HIGHWAY CONGESTION // WAYS AROUND IT

(See microfilm for map.)

     MnDOT has hired consultants to report on the prospects for optional congestion-free toll lanes that would allow drivers to pay a fee for a quick trip. The consultants will begin by examining these potential toll network options. Over the next few months, three will be chosen for closer consideration. One or more approaches will be recommended by February in a report that will include estimated costs and benefits of the lanes.

     - 494-694 beltway: Two concepts call for putting tolls on third or fourth lanes added to all or part of Interstate Hwy. 494-694. The dotted lines indicate that I-394 and I-35W have existing carpool-bus lanes that would be part of the toll network. This network would provide reliable service between suburbs and into Minneapolis from two directions.

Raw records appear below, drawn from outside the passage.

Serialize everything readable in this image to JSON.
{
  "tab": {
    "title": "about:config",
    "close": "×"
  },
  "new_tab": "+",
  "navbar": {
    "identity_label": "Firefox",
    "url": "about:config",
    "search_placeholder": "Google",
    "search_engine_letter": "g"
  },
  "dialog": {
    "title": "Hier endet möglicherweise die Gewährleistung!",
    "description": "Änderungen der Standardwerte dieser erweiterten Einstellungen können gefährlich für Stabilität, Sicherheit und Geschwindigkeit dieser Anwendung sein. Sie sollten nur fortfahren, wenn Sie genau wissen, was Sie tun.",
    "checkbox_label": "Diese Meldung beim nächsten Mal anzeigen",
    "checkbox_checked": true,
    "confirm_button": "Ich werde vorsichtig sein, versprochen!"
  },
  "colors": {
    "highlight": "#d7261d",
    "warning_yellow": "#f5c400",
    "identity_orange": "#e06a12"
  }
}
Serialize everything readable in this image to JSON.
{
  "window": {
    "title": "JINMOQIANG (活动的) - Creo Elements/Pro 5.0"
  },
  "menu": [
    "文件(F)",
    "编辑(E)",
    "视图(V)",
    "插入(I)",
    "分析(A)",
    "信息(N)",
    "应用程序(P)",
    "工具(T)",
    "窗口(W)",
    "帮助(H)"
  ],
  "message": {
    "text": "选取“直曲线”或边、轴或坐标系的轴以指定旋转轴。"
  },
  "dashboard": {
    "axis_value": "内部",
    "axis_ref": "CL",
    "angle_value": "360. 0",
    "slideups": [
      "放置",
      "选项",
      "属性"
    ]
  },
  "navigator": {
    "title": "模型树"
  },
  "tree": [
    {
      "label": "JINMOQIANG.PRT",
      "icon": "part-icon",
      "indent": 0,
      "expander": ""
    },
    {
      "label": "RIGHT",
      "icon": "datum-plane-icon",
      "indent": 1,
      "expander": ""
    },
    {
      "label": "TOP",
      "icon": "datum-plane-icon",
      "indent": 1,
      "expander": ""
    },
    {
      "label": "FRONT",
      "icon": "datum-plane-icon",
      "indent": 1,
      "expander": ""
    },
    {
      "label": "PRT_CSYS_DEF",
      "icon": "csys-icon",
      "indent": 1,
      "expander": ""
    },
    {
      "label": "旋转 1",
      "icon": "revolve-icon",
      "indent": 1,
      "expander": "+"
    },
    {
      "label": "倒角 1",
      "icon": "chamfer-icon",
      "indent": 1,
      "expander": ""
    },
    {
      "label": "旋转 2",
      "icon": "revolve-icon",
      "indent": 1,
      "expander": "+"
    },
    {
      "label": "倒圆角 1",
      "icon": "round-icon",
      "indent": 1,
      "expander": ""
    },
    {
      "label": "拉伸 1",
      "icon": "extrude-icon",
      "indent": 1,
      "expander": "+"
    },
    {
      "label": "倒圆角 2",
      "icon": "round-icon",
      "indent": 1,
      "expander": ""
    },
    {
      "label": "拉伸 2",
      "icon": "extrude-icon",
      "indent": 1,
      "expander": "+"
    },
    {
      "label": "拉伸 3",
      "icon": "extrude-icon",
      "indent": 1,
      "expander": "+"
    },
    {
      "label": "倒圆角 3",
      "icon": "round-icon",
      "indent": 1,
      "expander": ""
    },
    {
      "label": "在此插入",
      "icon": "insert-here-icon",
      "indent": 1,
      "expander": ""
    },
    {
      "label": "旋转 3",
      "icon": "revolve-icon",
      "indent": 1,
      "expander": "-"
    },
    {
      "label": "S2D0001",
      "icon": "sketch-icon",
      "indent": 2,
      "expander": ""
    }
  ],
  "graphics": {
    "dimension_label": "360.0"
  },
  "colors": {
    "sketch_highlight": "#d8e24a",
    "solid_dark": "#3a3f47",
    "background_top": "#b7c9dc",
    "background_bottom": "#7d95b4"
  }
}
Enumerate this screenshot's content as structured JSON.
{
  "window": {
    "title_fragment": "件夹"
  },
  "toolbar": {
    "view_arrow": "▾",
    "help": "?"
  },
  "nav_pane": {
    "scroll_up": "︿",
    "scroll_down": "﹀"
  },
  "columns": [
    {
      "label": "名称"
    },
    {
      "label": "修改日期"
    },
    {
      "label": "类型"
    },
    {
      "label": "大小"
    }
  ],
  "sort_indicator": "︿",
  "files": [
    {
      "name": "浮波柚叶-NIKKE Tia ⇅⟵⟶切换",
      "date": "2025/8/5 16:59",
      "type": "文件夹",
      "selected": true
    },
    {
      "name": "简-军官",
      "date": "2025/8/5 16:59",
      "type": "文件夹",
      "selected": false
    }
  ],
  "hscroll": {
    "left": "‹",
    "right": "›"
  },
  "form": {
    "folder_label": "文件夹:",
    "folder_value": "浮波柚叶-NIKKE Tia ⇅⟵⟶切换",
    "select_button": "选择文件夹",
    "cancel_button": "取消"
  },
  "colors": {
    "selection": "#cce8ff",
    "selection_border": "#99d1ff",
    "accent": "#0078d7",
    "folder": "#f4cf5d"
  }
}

     - Radial toll lanes: Interstate Hwy. 35W from the south and Interstate Hwy. 94 from the east are the area's two busiest freeway segments. A radial toll network such as this would serve those two high traffic routes and provide reliable trips to the center of the metro area from the north, south, east and west.

     - High revenue promise: This network is made of freeway      segments promising high toll     revenue combined with relative     ease of construction. It includes completing the new     Hwy. 610 through the     northern suburbs.

     - Turning transitways into toll lanes: This network shows the path of four exclusive bus transitways planned for the future. Changing plans to allow toll-paying drivers to use the lanes with the buses is one option under study.